Body Composition and Blood Parameters
Reductions in body mass index, waist circumference, fat percentage, and uric acid were significantly larger in the D-group than in the C-group. Increases in hematocrit were significant only in the D-group, whereas the improvement in glycemic control was greater in the C-group than in the D-group. No differences in the skeletal muscle mass, renal function, lipid profile, and N-terminal pro-brain natriuretic peptide (NT-proBNP) level were noted between the groups (Table 2).
Correlation Between Changes in RVSP During Exercise at 6 Months and Changes of Clinical Variables at 6 Months Supplementary Table 2
shows the association between changes of clinical factors from baseline to 6 months, with changes to RVSP during exercise at 6 months. According to univariate regression analysis, taking dapagliflozin and changes to hematocrit levels are inversely associated, and when there is an addition of Metformin, changes of body mass index, waist circumference, E/e’ at rest, E/e’ during exercise, and DP during exercise are positively associated with changes in RVPS during exercise. After adjusting for dapagliflozin treatment, changes to the E/e’ during exercise alone are significantly associated with changes to the RVSP during exercise.
Discussion
This RCT is the first to show that dapagliflozin decreased LVFP and RVSP during exercise and reduced the prevalence of EiPH, defined as RVSP ≥50 mmHg, at 6 months after starting treatment in T2DM patients.
Cardiac Pump Function, LVFP, RVSP, and Improvement in EiPH
The absence of any overt changes in SVi and CI in response to SGLT2-i treatment can lead to the conclusion that SGLT2-i exerts no influence on cardiac pump function. The E/e’, a measure of diastolic function, significantly decreased as early as 1.5 months at rest in the D-group alone, which is in good agreement with the findings of previous studies.11,12
Additionally, the study results indicated for the first time that both E/e’ and RVSP during exercise improved as early as 1.5 months after treatment and that the diastolic function and cardiac load condition were better maintained up to 6 months in the D-group. Linear regression analysis showed a significant association between changes in the E/e’ during exercise at 6 months and changes in the RVSP during exercise at 6 months after adjustment for dapagliflozin treatment. The prognostic effect of EiPH in patients who have not developed HF is not fully understood. Lim et al reported that EiPH, defined as pulmonary artery systolic pressure (PASP) ≥50 mmHg during exercise, was documented in one-third of 1,383 patients with unexplained exertional dyspnea or chest discomfort and preserved LVEF.16
Hamatani et al reported that EiPH, defined as PASP ≥60 mmHg during exercise, was a significant predictor of hypertrophic cardiomyopathy (HCM)-related morbidity in patients with HCM.17
Worsening of EiPH and elevated E/e’ during exercise are associated with adverse cardiac outcomes in chronic HF patients.13,18
Although no study has clearly shown that reduced E/e’ during exercise is associated with a better outcome in HF patients, we propose that dapagliflozin may directly improve LV diastolic function and restrict LVFP and RVSP elevation, especially during exercise, thus helping diminish the DP under the same exercise workload, possibly resulting in strong protective effects against HF, even in stage A of HF in the short term.
The reduction in HbA1c was somewhat greater in the C-group than in the D-group. A recent sub-analysis of the EMPA-REG OUTCOME trial revealed that the beneficial reduction in HF hospitalization and cardiovascular death was consistent, irrespective of HbA1c before and during therapy.19
These findings may support the results of this study, whereby the cardioprotective effects of dapagliflozin against exercise are independent of glucose-lowering effects.
Hemodynamic Parameters at Rest and During Exercise
The BP-lowering effects of SGLT2-i have been established previously.20
OsBP, both morning and evening HsBP, and sBP before exercise significantly decreased at 6 months from the baseline levels in the D-group alone.
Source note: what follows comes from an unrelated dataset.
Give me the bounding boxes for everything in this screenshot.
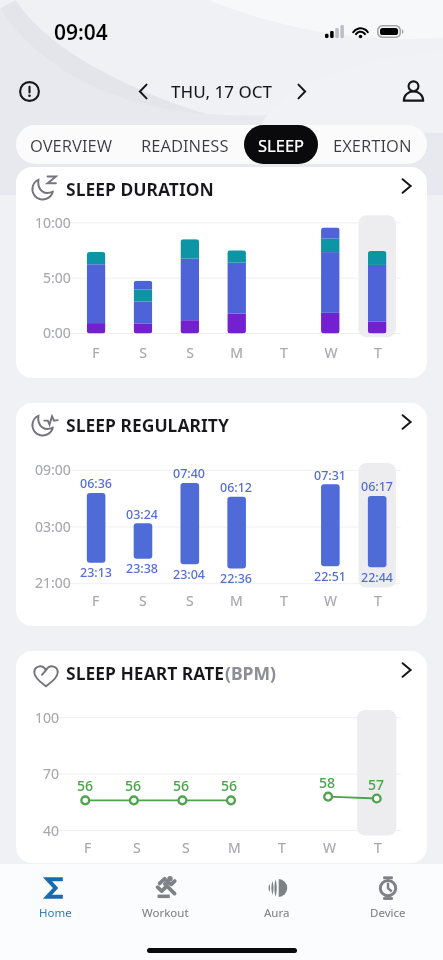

Accumulated evidence shows that HsBP can more effectively predict hypertensive organ damage and a prognosis of cardiovascular disease than OsBP, and is superior to ambulatory BP monitoring with higher practicality and reproducibility.21
Equally greater reduction in both morning and evening HsBP compared with reduction in OsBP was observed in the present study. A previous study comparing canagliflozin, another SGLT2-i, with other intensified antihyperglycemic therapies for home BP management in T2DM patients showed that an 8-week canagliflozin treatment marginally reduced nocturnal sBP during sleep and significantly reduced both morning and evening HsBP.22
In that study, both morning and evening HR at home remained unaffected during the 8 weeks.22
These findings are in good agreement with the results of this study. Furthermore, they showed greater reduction in NT-proBNP levels at 8 weeks in patients treated with canagliflozin.22
Nevertheless, the NT-proBNP level in this study did not change in the 2 groups at baseline and at 6 months. As a reason, we thought that the median NT-proBNP value in the present population was markedly lower than that in HF patients.
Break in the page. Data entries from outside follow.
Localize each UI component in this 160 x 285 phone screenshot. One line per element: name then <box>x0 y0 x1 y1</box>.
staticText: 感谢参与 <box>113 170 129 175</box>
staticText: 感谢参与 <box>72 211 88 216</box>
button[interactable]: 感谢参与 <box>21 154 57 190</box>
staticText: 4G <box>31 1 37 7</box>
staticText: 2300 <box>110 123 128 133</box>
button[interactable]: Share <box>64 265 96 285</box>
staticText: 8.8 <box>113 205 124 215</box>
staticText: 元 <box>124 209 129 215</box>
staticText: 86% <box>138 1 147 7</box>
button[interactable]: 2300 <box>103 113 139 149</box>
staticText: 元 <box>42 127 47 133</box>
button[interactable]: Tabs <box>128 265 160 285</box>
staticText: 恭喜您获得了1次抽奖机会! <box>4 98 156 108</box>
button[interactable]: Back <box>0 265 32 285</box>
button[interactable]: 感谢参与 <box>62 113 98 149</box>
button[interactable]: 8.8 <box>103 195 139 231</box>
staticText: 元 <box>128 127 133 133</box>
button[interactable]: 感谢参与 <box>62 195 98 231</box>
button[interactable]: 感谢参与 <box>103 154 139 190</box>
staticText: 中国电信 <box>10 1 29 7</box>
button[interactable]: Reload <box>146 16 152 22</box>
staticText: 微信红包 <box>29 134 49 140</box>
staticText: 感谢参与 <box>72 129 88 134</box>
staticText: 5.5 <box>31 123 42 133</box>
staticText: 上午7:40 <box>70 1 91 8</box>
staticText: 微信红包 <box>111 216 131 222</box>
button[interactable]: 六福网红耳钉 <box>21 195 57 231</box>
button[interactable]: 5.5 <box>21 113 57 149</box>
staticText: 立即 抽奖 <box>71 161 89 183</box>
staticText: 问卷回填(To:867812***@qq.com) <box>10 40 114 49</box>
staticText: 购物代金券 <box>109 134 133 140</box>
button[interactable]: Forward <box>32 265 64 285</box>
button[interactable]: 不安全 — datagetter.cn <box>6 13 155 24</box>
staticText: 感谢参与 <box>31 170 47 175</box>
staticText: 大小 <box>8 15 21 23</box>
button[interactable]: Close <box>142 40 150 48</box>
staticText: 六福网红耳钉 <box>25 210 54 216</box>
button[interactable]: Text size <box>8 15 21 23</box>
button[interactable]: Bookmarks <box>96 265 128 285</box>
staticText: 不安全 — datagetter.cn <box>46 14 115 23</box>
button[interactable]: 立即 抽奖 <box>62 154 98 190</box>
Elevations of sBP, HR, and DP during exercise in the D-group were gradually attenuated over the period from baseline to 6 months after starting treatment, improving greatly by the end of the study. No such changes were recognized in the C-group. DP is generally accepted as a marker of cardiac workload (myocardial oxygen consumption). Overwork is a common precipitating factor in patients with repetitive exacerbation of chronic left HF.23
Peak V̇O2
between the groups was not difference, the lifestyle modification such as encouragement of daily physical activity is equal among all participants, thus exercise tolerance did not change during the study periods in both groups. SGLT2-i itself may not increase exercise tolerance; however, dapagliflozin may decrease the cardiac workload under the same exercise intensity and thereby help to lower the risk of HF in daily life.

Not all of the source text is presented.